Transforming Seminarian has a nice post up on Less-Than-Perfect Weddings. If you have a wedding or other large event coming up, I'd recommend reading it - regardless of whether you'll be a participant or just a spectator. At least, I found myself nodding along and thinking, Exactly, at several points in there.
When the Beautiful Wife and I decided to get married, we were pretty clear on several things. Chief among them was the fact that the wedding is not the marriage; it's just a formal announcement to the community. So it really didn't need to be a big, fancy event, and it really didn't need to be stressful. (We did, however, decide to write our own vows - if I can find those, I may post them later.)
So we sat down and worked out who all we wanted to invite. And it was a pretty short list: My parents, the Beautiful Woman's parents, my brother and his girlfriend, the Beautiful Woman's sister and her boyfriend. Add the minister (a friend of the Beautiful Woman's mother) and her husband, plus the two of us, and you get a total of twelve people.
Oh, and the Beautiful Woman wanted to include one of her aunts. The aunt in question had been friendly and supportive and had done some really nice things for us, so this was understandable.
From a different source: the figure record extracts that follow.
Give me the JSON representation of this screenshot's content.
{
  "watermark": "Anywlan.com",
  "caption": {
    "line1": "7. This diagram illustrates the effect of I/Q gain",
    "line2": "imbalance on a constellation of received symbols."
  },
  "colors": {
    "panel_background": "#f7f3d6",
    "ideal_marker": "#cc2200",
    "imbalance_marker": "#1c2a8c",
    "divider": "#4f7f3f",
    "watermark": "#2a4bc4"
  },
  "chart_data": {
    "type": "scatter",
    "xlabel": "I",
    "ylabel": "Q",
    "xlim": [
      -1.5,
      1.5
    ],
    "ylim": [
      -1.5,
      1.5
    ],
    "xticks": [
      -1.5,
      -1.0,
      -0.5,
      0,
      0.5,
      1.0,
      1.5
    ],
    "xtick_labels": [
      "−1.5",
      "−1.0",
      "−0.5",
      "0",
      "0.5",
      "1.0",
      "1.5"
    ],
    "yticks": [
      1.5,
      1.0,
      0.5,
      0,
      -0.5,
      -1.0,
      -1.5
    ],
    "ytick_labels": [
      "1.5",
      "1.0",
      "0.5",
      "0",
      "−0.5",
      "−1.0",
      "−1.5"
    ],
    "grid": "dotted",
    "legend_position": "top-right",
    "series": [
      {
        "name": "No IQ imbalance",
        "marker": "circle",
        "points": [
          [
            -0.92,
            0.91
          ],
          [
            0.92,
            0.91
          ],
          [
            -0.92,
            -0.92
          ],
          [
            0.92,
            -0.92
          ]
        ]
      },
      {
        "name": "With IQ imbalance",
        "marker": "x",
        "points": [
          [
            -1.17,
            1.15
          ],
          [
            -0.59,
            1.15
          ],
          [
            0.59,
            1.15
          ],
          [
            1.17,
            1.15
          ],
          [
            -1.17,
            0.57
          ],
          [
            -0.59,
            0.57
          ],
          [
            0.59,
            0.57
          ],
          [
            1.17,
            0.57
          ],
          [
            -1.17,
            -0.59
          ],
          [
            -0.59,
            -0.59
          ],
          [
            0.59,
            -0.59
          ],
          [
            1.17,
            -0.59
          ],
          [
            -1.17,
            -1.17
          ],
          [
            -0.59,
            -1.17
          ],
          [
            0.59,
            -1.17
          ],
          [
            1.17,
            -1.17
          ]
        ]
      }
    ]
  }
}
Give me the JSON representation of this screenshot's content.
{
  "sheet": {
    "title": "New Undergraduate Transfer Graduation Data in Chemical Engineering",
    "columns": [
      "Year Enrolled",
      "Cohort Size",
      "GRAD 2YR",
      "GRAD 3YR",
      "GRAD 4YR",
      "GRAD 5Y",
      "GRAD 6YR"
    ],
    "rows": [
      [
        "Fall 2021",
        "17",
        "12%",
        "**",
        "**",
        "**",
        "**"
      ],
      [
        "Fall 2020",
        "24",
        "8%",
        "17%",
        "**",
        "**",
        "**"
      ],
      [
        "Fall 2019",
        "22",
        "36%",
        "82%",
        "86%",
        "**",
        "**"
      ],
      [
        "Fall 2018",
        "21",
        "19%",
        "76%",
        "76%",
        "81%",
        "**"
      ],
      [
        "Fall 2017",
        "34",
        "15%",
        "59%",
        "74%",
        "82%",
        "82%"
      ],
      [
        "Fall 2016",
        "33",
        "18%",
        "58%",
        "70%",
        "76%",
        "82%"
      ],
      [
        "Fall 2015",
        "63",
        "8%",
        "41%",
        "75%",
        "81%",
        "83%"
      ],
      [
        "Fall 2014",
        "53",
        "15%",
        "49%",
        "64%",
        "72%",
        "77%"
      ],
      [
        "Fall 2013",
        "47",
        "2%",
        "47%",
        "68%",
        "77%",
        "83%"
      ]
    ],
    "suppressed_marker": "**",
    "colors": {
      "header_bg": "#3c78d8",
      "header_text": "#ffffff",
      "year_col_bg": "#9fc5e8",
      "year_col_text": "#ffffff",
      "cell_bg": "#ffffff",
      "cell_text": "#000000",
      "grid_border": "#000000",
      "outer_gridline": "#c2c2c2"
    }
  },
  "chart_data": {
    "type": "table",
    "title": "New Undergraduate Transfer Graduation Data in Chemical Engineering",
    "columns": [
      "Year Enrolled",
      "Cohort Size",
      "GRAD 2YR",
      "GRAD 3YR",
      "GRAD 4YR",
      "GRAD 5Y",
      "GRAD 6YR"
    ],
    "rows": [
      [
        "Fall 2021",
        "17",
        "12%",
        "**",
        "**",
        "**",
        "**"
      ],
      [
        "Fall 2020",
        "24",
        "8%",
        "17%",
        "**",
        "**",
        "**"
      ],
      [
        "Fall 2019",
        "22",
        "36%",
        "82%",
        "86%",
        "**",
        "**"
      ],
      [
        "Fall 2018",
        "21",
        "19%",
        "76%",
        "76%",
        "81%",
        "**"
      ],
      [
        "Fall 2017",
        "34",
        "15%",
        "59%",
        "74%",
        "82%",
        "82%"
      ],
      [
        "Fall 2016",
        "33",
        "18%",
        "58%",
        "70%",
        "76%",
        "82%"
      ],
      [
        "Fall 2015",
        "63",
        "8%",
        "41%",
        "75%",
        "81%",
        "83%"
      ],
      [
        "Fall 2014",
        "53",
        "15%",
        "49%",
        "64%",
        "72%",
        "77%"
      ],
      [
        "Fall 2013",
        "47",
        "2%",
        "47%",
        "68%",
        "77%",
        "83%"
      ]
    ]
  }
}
Of course, if we were going to invite her, we'd need to invite her husband... and her kids... and, well, probably the other aunts and uncles and cousins on both sides of the family... and the remaining grandparents...
A few weeks later we sent out one hundred and fifty-someodd invitations. Our twelve-person wedding was actually attended by about ninety people. And all this because of one aunt that we just couldn't leave out.
I'm not complaining. The wedding was fine, and we were just as married afterwards as we would have been with a small ceremony. But it's an almost perfect real-world example of the Butterfly Effect, and it never fails to amuse me.
There were some funny moments at the reception, also, but I'll tell those stories later (when I have more time).